A adoção de regras mais claras tende a trazer ganhos importantes para todo o ecossistema. A segurança jurídica é um dos principais ao oferecer maior previsibilidade para plataformas, entregadores e estabelecimentos. Ao mesmo tempo, a ampliação da proteção social aos trabalhadores responde a uma demanda legítima e necessária. Esse ambiente mais estruturado pode, inclusive, favorecer a entrada de novos participantes no mercado, estimulando a concorrência entre plataformas e contribuindo para um cenário mais equilibrado, com possíveis reflexos positivos sobre preços e qualidade do serviço.
Por outro lado, é natural que mudanças regulatórias tragam desafios que precisam ser acompanhados com atenção. A incorporação de novas obrigações, especialmente de natureza previdenciária e administrativa, pode impactar a estrutura de custos das plataformas. Como parte de uma cadeia interdependente, esses ajustes podem chegar aos restaurantes por meio de alterações nas taxas e condições comerciais. Portanto, o diálogo entre os elos do setor será fundamental para que as adaptações ocorram de forma gradual e sustentável.
Outro ponto de atenção está na preservação das características que tornaram o modelo de delivery eficiente e acessível. A flexibilidade operacional e a autonomia dos envolvidos são elementos centrais desse sistema. Eventuais mudanças que reduzam essa dinâmica podem influenciar o ritmo de inovação e a atratividade do mercado para novos entrantes. Manter um ambiente competitivo é fundamental para garantir boas condições tanto para os restaurantes quanto para os consumidores, evitando pressões indesejadas sobre preços e prazos.
A construção do equilíbrio passa por uma regulação que assegure proteção ao entregador sem descaracterizar o modelo. É importante que as normas reconheçam a natureza específica do trabalho por aplicativos, preservando a flexibilidade e evitando mecanismos que possam limitar a diversidade de formatos de remuneração ou a adaptação dos negócios. Soluções mais abertas tendem a estimular a inovação e a eficiência, beneficiando todo o ecossistema.

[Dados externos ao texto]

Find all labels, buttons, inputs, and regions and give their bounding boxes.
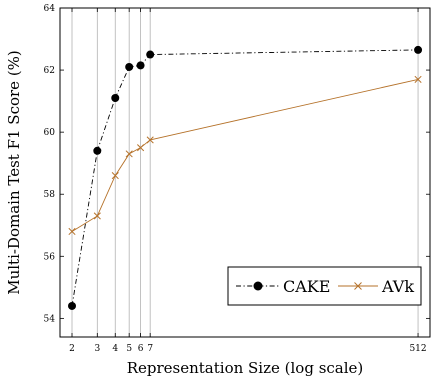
- legend-marker-cake: [253, 281, 263, 291]
- marker-stroke: [125, 150, 133, 158]
- data-point-avk: [414, 75, 422, 83]
- y-tick-label: 60: [44, 128, 56, 138]
- series-layer: [68, 45, 423, 310]
- marker-stroke: [137, 144, 145, 152]
- series-avk: [68, 75, 422, 236]
- y-tick-label: 62: [44, 66, 55, 76]
- y-axis-label: Multi-Domain Test F1 Score (%): [5, 50, 23, 295]
- series-cake: [68, 45, 423, 310]
- data-point-cake: [111, 94, 120, 103]
- plot-frame: [59, 7, 431, 338]
- marker-stroke: [68, 227, 76, 236]
- data-point-cake: [146, 50, 155, 59]
- marker-stroke: [111, 172, 119, 180]
- x-tick-label: 5: [126, 344, 132, 354]
- marker-stroke: [93, 212, 101, 220]
- y-tick-label: 54: [44, 314, 56, 324]
- x-tick-label: 2: [69, 344, 75, 354]
- legend-marker-stroke: [354, 282, 362, 290]
- data-point-cake: [414, 45, 423, 54]
- data-point-cake: [68, 301, 77, 310]
- x-axis-label: Representation Size (log scale): [127, 359, 364, 377]
- data-point-avk: [125, 150, 133, 158]
- legend-item-cake: CAKE: [236, 277, 330, 296]
- marker-stroke: [414, 75, 422, 83]
- data-point-avk: [137, 144, 145, 152]
- data-point-avk: [146, 136, 154, 144]
- x-tick-label: 3: [94, 344, 100, 354]
- x-tick-label: 512: [409, 344, 426, 354]
- marker-stroke: [354, 282, 362, 290]
- data-point-cake: [93, 146, 102, 155]
- x-tick-label: 7: [147, 344, 153, 354]
- x-tick-label: 4: [112, 344, 118, 354]
- x-tick-label: 6: [138, 344, 144, 354]
- y-tick-label: 64: [44, 4, 56, 14]
- data-point-avk: [68, 227, 76, 236]
- legend: CAKE AVk: [227, 266, 422, 306]
- series-line-avk: [71, 78, 419, 232]
- legend-label-cake: CAKE: [283, 277, 330, 296]
- marker-stroke: [146, 136, 154, 144]
- legend-label-avk: AVk: [381, 277, 414, 296]
- data-point-avk: [93, 212, 101, 220]
- legend-marker-avk: [354, 282, 362, 290]
- y-tick-label: 58: [44, 190, 56, 200]
- data-point-cake: [136, 61, 145, 70]
- y-tick-label: 56: [44, 252, 56, 262]
- data-point-avk: [111, 172, 119, 180]
- data-point-cake: [125, 62, 134, 71]
- legend-item-avk: AVk: [338, 277, 414, 296]
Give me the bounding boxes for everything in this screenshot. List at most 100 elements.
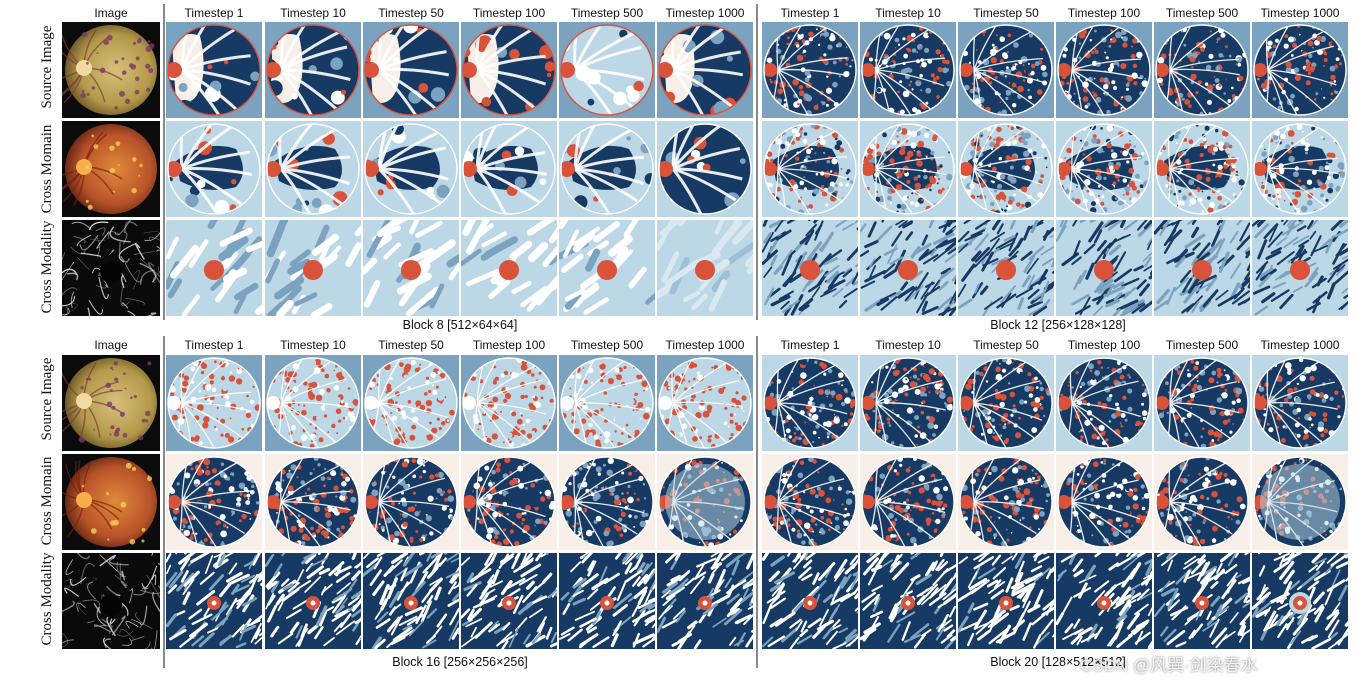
feature-map-tile <box>1154 553 1250 649</box>
octa-cross-modality-thumbnail <box>62 220 160 316</box>
feature-map-tile <box>762 22 858 118</box>
feature-map-tile <box>1154 355 1250 451</box>
feature-map-tile <box>958 355 1054 451</box>
feature-map-tile <box>657 553 753 649</box>
separator-left-bottom <box>163 336 165 668</box>
block-caption-20: Block 20 [128×512×512] <box>990 655 1126 669</box>
feature-map-tile <box>363 121 459 217</box>
feature-map-tile <box>461 454 557 550</box>
block-caption-16: Block 16 [256×256×256] <box>392 655 528 669</box>
feature-map-tile <box>860 355 956 451</box>
block-caption-12: Block 12 [256×128×128] <box>990 318 1126 332</box>
feature-map-tile <box>559 553 655 649</box>
feature-map-tile <box>657 22 753 118</box>
feature-map-tile <box>1154 454 1250 550</box>
timestep-header: Timestep 500 <box>570 6 644 20</box>
feature-map-tile <box>1056 22 1152 118</box>
feature-map-tile <box>363 22 459 118</box>
feature-map-tile <box>1252 220 1348 316</box>
feature-map-tile <box>860 121 956 217</box>
feature-map-tile <box>1056 454 1152 550</box>
feature-map-tile <box>166 553 262 649</box>
timestep-header: Timestep 1 <box>184 6 244 20</box>
feature-map-tile <box>461 121 557 217</box>
feature-map-tile <box>265 553 361 649</box>
timestep-header: Timestep 500 <box>1165 338 1239 352</box>
feature-map-tile <box>1252 355 1348 451</box>
feature-map-tile <box>762 553 858 649</box>
feature-map-tile <box>1252 22 1348 118</box>
feature-map-tile <box>1154 22 1250 118</box>
timestep-header: Timestep 50 <box>973 338 1039 352</box>
octa-cross-modality-thumbnail <box>62 553 160 649</box>
feature-map-tile <box>657 454 753 550</box>
feature-map-tile <box>958 121 1054 217</box>
fundus-cross-domain-thumbnail <box>62 454 160 550</box>
timestep-header: Timestep 100 <box>472 338 546 352</box>
separator-left-top <box>163 4 165 320</box>
feature-map-tile <box>1252 121 1348 217</box>
timestep-header: Timestep 1000 <box>665 338 745 352</box>
feature-map-tile <box>265 454 361 550</box>
feature-map-tile <box>166 22 262 118</box>
separator-middle-bottom <box>756 336 758 668</box>
feature-map-tile <box>958 454 1054 550</box>
feature-map-tile <box>657 220 753 316</box>
row-label-cross-modality-top: Cross Modality <box>39 220 55 314</box>
timestep-header: Timestep 1 <box>780 6 840 20</box>
feature-map-tile <box>1154 220 1250 316</box>
row-label-cross-modality-bottom: Cross Modality <box>39 552 55 646</box>
timestep-header: Timestep 10 <box>875 338 941 352</box>
feature-map-tile <box>166 355 262 451</box>
timestep-header: Timestep 100 <box>1067 6 1141 20</box>
feature-map-tile <box>1056 355 1152 451</box>
separator-middle-top <box>756 4 758 320</box>
timestep-header: Timestep 500 <box>1165 6 1239 20</box>
feature-map-tile <box>1154 121 1250 217</box>
feature-map-tile <box>860 22 956 118</box>
feature-map-tile <box>461 220 557 316</box>
timestep-header: Timestep 1000 <box>1260 338 1340 352</box>
feature-map-tile <box>265 22 361 118</box>
feature-map-tile <box>762 121 858 217</box>
timestep-header: Timestep 50 <box>973 6 1039 20</box>
feature-map-tile <box>461 355 557 451</box>
feature-map-tile <box>762 454 858 550</box>
feature-map-tile <box>166 454 262 550</box>
timestep-header: Timestep 100 <box>1067 338 1141 352</box>
feature-map-tile <box>265 220 361 316</box>
feature-map-tile <box>1252 454 1348 550</box>
timestep-header: Timestep 1000 <box>665 6 745 20</box>
timestep-header: Timestep 1 <box>780 338 840 352</box>
feature-map-tile <box>265 121 361 217</box>
feature-map-tile <box>860 220 956 316</box>
block-caption-8: Block 8 [512×64×64] <box>402 318 518 332</box>
feature-map-tile <box>860 454 956 550</box>
feature-map-tile <box>958 220 1054 316</box>
feature-map-tile <box>559 220 655 316</box>
image-column-label-bottom: Image <box>94 338 128 352</box>
feature-map-tile <box>363 454 459 550</box>
timestep-header: Timestep 1000 <box>1260 6 1340 20</box>
feature-map-tile <box>762 220 858 316</box>
feature-map-tile <box>363 355 459 451</box>
feature-map-tile <box>1056 121 1152 217</box>
feature-map-tile <box>559 22 655 118</box>
feature-map-tile <box>363 220 459 316</box>
feature-map-tile <box>166 121 262 217</box>
feature-map-tile <box>265 355 361 451</box>
feature-map-tile <box>461 553 557 649</box>
timestep-header: Timestep 50 <box>378 6 444 20</box>
csdn-watermark: CSDN @风巽·剑染春水 <box>1080 656 1258 675</box>
timestep-header: Timestep 10 <box>280 338 346 352</box>
feature-map-tile <box>559 454 655 550</box>
timestep-header: Timestep 1 <box>184 338 244 352</box>
feature-map-tile <box>762 355 858 451</box>
fundus-source-thumbnail <box>62 22 160 118</box>
fundus-cross-domain-thumbnail <box>62 121 160 217</box>
feature-map-tile <box>559 121 655 217</box>
timestep-header: Timestep 100 <box>472 6 546 20</box>
feature-map-tile <box>958 553 1054 649</box>
feature-map-tile <box>1056 220 1152 316</box>
feature-map-tile <box>461 22 557 118</box>
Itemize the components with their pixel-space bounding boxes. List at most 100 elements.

O setor de foodservice acompanha o debate com atenção e senso de colaboração. A evolução da regulação deve ser vista como oportunidade de aprimorar o ambiente de negócios, fortalecendo a relação entre tecnologia, trabalho e consumo. Com diálogo e construção conjunta, é possível avançar para um modelo que combine proteção social, competitividade e sustentabilidade, garantindo que o delivery continue como um importante motor de crescimento para os restaurantes e um serviço de valor para a sociedade.